La circoncision est le moment le plus constitutif de l’identité juive.
Durant les huit premiers jours rien ne se passe, on observe que l’enfant se porte bien.
Le nouveau né n’a pas encore de nom.
Tout commence le 8ème jour. Le calendrier est intangible à tel point que la circoncision est l’une des rares mitsvot, commandements, qui doit avoir lieu quelque soit la date, même à Chabbat
ou à Kippour.
L’enfant va être circoncis et recevoir son nom. Par ces deux actes il va devenir un membre à part entière de la communauté d’Israël.
La circoncision se dit Brith Mila. Brith : l’alliance. Mila : la coupure.
La combinaison de ces deux mots indique bien que la brith mila n’est pas un simple geste chirurgical, la coupure du prépuce. Il s’agit de l’inscription dans la chair, et à un endroit à très forte charge symbolique, un signe distinctif rappelant l’alliance.
La brith mila est l’un des premiers commandements bibliques. D.ieu donne l’ordre à Abraham de circoncire tous les mâles de sa maison. Abraham est le 1er à s’appliquer à lui même
ce commandement. C’est à ce moment de l’histoire que D.ieu lui change son nom de Avram il devient Abraham.
Le changement de nom, l’attribution du 1er nom intervient toujours à l’occasion d’une transformation physique.
Jacob devient Israël en se luxant la hanche dans son combat avec l’ange.
Saraï devient Sarah en devenant féconde.
Le nouveau né acquiert un statut en recevant un nom et en changeant de corps.
Il n’y a pas dans la Torah d’explication spécifique à ce geste. Le texte dit juste que ce sera le signe d’une alliance entre D.ieu et l’homme de génération en génération.

Quels sont les acteurs de cette pièce?
Tout d’abord l’enfant, le garçon.
Puis le père qui est sensé pratiquer lui même l’intervention, mais qui la délègue à un spécialiste le mohel, le 3ème personnage.
Il y a également le sandak, celui qui porte le bébé, un parent proche, souvent le grand père, un oncle,..un parrain, une autorité morale pour l’enfant qui l’accompagnera toute sa vie.
Le prophète Élie est aussi présent, même si on a peu de chance de le voir.
Elie est le prophète sensé être l’annonciateur du messie. Chaque enfant entrant dans la communauté juive est ainsi un messie potentiel.
Mais alors que des hommes ? Et la mère ?
Et bien oui, c’est l’un des sens profonds de la brith mila.
Après 9 mois de parfaite fusion avec la mère, après l’événement souvent traumatique  de l’accouchement, l’enfant est pris, arraché, pour une 1ère fois à l’intimité de sa mère, pour entrer dans la communauté d’Israël.
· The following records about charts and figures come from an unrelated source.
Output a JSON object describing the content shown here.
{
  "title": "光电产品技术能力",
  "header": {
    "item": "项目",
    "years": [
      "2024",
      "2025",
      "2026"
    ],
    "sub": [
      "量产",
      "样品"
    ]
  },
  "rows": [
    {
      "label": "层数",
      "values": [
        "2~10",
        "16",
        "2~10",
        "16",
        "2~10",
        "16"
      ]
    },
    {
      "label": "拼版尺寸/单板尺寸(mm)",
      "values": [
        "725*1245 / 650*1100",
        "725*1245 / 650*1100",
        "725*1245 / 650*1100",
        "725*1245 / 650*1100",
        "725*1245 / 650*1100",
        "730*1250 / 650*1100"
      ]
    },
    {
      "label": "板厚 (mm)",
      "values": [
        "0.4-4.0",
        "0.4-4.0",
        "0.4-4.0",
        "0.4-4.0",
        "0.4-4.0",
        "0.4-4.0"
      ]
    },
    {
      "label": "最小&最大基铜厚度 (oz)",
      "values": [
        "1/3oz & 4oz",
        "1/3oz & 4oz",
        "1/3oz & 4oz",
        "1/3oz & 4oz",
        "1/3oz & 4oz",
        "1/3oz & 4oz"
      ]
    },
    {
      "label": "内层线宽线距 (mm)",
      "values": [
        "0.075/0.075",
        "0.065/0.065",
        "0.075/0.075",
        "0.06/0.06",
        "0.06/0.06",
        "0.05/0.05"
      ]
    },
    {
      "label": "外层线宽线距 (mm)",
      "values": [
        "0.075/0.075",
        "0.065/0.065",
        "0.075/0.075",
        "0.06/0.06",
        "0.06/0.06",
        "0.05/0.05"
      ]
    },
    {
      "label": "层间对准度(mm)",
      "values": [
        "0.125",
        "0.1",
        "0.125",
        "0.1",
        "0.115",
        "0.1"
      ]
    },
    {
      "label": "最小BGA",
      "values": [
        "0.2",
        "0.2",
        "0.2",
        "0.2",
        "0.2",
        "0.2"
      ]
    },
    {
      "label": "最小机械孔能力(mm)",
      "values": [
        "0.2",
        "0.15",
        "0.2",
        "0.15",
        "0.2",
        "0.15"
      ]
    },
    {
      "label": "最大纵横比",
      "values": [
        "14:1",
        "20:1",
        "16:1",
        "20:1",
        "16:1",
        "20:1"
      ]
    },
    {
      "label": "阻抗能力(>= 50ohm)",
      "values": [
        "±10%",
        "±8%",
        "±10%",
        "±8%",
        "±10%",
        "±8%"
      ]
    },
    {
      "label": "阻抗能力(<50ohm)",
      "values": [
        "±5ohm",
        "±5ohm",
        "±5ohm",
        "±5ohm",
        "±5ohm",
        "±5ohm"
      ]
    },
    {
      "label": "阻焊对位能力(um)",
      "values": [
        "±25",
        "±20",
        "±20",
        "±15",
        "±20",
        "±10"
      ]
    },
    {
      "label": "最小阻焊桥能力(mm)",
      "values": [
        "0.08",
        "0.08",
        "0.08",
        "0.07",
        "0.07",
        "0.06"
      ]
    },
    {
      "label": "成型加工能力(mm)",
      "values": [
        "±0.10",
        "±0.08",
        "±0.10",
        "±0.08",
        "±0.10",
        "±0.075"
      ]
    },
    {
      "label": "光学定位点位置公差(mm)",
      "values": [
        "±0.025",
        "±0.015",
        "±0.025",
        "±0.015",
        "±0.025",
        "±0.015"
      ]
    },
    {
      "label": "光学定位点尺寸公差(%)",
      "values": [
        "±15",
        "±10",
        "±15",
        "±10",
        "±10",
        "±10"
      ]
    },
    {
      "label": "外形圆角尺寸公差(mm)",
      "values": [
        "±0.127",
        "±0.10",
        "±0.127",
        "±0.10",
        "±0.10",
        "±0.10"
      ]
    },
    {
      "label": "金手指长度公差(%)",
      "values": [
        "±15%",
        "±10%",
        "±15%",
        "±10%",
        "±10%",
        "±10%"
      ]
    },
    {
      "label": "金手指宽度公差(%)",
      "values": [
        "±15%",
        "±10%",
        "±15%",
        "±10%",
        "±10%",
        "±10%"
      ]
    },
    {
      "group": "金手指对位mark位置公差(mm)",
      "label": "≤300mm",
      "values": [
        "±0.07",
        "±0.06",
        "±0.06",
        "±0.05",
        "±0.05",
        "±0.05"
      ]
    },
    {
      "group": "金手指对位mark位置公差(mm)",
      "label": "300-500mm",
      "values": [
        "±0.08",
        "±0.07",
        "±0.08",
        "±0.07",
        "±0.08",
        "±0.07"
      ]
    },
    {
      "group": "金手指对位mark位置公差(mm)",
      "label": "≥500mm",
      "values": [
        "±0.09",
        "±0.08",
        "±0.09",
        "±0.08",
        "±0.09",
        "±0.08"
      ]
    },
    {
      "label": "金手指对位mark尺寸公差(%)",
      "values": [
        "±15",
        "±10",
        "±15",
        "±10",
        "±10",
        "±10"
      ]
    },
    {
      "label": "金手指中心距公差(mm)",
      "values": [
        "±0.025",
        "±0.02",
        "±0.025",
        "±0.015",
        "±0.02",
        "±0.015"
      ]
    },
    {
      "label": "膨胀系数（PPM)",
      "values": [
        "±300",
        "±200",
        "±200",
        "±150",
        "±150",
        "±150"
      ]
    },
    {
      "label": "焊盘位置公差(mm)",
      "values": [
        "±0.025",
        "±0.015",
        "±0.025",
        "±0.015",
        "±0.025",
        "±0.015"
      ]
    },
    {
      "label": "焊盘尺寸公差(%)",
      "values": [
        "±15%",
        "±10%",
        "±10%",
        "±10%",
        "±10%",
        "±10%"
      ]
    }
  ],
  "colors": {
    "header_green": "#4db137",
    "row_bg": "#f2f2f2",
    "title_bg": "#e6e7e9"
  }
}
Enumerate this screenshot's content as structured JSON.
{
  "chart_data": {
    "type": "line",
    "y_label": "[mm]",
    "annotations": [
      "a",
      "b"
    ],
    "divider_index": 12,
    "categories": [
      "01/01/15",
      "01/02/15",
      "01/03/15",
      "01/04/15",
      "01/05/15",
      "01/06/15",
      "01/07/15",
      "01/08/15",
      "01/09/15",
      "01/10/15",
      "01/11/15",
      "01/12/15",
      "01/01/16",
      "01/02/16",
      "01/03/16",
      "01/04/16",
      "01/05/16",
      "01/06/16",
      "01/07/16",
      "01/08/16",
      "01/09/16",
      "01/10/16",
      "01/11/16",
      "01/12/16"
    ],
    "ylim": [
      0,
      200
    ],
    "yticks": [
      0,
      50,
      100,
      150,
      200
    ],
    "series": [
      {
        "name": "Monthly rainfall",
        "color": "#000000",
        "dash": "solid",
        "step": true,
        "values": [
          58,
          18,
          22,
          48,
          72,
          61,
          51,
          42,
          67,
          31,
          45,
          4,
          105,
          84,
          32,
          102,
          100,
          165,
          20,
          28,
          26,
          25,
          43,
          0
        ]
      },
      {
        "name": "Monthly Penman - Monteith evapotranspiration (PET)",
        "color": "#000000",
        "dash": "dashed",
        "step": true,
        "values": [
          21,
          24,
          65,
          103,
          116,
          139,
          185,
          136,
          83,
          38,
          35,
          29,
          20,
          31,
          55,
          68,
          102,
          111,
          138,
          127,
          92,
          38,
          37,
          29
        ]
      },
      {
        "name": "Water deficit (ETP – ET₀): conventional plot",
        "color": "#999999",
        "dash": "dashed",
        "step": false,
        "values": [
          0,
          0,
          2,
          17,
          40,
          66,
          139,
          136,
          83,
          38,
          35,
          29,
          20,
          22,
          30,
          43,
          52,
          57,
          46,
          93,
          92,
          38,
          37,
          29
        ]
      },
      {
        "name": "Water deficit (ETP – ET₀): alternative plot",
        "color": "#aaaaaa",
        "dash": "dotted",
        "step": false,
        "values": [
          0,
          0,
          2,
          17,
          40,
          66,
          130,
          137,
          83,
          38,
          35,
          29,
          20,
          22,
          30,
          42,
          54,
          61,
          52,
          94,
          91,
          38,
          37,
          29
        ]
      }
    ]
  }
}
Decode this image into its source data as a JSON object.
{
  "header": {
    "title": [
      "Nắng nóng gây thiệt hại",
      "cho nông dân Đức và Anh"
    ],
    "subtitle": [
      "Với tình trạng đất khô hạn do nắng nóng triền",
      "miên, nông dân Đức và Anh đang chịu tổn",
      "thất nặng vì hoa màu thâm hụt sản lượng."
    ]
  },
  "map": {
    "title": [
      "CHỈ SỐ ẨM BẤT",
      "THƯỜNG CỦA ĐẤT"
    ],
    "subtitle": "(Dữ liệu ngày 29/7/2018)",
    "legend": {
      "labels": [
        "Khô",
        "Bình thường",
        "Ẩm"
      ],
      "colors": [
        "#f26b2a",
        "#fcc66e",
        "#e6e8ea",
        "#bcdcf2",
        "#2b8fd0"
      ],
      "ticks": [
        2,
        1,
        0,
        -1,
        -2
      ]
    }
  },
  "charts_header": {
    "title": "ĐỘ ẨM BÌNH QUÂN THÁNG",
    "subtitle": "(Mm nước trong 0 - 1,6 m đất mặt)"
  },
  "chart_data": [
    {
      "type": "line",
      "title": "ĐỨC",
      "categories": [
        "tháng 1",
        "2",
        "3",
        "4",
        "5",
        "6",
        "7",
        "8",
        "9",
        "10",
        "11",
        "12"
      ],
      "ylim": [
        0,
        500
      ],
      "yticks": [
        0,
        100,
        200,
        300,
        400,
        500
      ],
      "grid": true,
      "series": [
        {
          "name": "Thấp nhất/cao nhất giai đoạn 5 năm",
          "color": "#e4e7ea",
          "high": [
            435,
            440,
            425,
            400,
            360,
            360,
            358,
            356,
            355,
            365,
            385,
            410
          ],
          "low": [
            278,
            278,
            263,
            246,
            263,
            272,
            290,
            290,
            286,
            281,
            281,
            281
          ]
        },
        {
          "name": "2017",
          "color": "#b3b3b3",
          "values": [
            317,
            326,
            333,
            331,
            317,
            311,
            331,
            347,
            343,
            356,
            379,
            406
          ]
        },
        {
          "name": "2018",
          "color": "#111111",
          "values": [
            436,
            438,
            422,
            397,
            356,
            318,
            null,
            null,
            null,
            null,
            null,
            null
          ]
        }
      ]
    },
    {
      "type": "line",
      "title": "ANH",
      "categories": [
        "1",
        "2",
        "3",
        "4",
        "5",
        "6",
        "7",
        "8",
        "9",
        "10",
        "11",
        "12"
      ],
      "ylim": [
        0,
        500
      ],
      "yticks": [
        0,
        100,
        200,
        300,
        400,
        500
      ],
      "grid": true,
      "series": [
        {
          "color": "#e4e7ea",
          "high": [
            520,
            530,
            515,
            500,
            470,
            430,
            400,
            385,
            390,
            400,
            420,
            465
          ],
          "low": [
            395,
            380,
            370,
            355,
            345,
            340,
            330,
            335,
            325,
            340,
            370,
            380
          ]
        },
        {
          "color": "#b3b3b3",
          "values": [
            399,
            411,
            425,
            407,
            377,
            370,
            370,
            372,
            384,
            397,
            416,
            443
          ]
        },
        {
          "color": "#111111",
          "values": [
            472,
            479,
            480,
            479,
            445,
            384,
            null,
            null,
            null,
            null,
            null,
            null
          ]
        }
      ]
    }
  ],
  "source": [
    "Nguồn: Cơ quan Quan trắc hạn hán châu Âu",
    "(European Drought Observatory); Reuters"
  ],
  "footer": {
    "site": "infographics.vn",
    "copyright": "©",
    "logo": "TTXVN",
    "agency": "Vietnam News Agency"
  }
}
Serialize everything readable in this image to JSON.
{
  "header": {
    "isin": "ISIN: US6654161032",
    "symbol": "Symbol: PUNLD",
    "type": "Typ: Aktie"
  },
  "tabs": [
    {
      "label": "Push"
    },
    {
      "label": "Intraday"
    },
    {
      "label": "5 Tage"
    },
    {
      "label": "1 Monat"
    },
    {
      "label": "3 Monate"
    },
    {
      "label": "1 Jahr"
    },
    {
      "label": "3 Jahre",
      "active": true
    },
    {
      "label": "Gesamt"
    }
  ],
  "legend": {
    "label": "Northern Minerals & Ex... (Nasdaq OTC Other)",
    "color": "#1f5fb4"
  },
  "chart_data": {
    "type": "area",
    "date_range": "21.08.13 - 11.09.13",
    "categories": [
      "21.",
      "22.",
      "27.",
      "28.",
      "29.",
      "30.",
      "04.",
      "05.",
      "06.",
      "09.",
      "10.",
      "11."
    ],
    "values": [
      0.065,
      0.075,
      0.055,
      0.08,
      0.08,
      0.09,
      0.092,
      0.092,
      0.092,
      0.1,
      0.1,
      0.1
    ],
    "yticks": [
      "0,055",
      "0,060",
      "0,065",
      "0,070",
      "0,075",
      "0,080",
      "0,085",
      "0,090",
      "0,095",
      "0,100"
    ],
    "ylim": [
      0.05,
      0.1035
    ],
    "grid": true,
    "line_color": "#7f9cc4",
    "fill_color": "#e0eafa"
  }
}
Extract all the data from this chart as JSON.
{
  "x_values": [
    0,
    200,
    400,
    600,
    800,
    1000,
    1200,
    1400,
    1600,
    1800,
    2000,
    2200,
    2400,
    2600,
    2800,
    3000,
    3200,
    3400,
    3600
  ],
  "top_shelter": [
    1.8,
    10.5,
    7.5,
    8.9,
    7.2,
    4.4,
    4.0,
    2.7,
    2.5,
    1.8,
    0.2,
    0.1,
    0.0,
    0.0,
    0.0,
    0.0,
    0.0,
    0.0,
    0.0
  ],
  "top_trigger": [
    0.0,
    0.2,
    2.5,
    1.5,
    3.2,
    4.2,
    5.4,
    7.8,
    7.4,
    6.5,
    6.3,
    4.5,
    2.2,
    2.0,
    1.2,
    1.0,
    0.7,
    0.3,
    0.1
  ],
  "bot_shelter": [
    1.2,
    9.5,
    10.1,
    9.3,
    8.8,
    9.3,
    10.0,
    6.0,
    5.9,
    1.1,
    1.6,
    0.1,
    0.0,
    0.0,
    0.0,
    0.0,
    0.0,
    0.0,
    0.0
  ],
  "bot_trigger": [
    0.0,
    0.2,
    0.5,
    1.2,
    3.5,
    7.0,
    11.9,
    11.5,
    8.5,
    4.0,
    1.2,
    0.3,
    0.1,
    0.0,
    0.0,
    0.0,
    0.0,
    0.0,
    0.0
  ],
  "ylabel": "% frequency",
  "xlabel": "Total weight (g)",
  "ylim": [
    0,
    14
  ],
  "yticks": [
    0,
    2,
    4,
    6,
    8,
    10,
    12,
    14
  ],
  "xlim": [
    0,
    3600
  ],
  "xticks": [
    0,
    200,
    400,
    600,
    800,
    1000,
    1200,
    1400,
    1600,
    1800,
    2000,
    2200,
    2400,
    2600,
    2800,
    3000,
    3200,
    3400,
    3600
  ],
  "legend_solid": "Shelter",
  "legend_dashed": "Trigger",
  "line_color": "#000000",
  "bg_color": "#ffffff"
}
Il ne faut pas sous estimer la charge émotionnelle que représente cette coupure à tous les sens du terme.

La nomination, oui à la brith mila on nomme l’enfant, on lui donne son nom hébraïque.
Chaque nom est porteur de sens, et révèle l’identité d’une personne.
D’ailleurs la 1ère question que Moïse adresse à D.ieu quand il se révèle à lui lors du passage du buisson ardent n’est elle pas : quel est ton nom ?
Donner un nom à un être c’est l’inscrire dans un projet parental, dans une histoire familiale, et un héritage collectif.

Coupure et séparation dans le judaïsme.
Le judaïsme a un TOC, un trouble obsessionnel compulsif, celui de la séparation. Nous passons notre temps à différencier, le cacher du non cacher, le Chabbat des jours profanes, le lait de la viande, le lin de la laine, le juif du non juif, l’ashkénaze du séfarade , l’homme de la femme,…etc
Mais qu’est ce qui en jeu dans la séparation, qu’est ce qui se joue ici, chaque fois qu’il est question de distinction ?
L’enjeu de l’espace, de l’entre deux.
Chaque fois qu’il est question de séparation, de coupure dans le judaïsme, il est toujours question de surgissement d’un possible, d’un nouveau, c’est à dire d’un autre.
Et c’est pourquoi il faut faire de la place, de l’espace, pour que la relation devienne possible, et qu’une alliance soit envisageable.
Ces coupures sont nécessaires.
Abraham se coupe de sa terre natale, il coupe les animaux en deux pour marcher entre eux, pour sceller une alliance avec le divin il coupe son nom pour y glisser une lettre, il coupe sa chair et celle de sa descendance pour sceller cette alliance avec D.ieu.
On ne peut pas établir autrement une alliance avec le divin, avec un autre, s’il n’y a pas eu de séparation.
Ce qui est en jeu dans la séparation, dans la coupure, c’est le surgissement de l’altérité.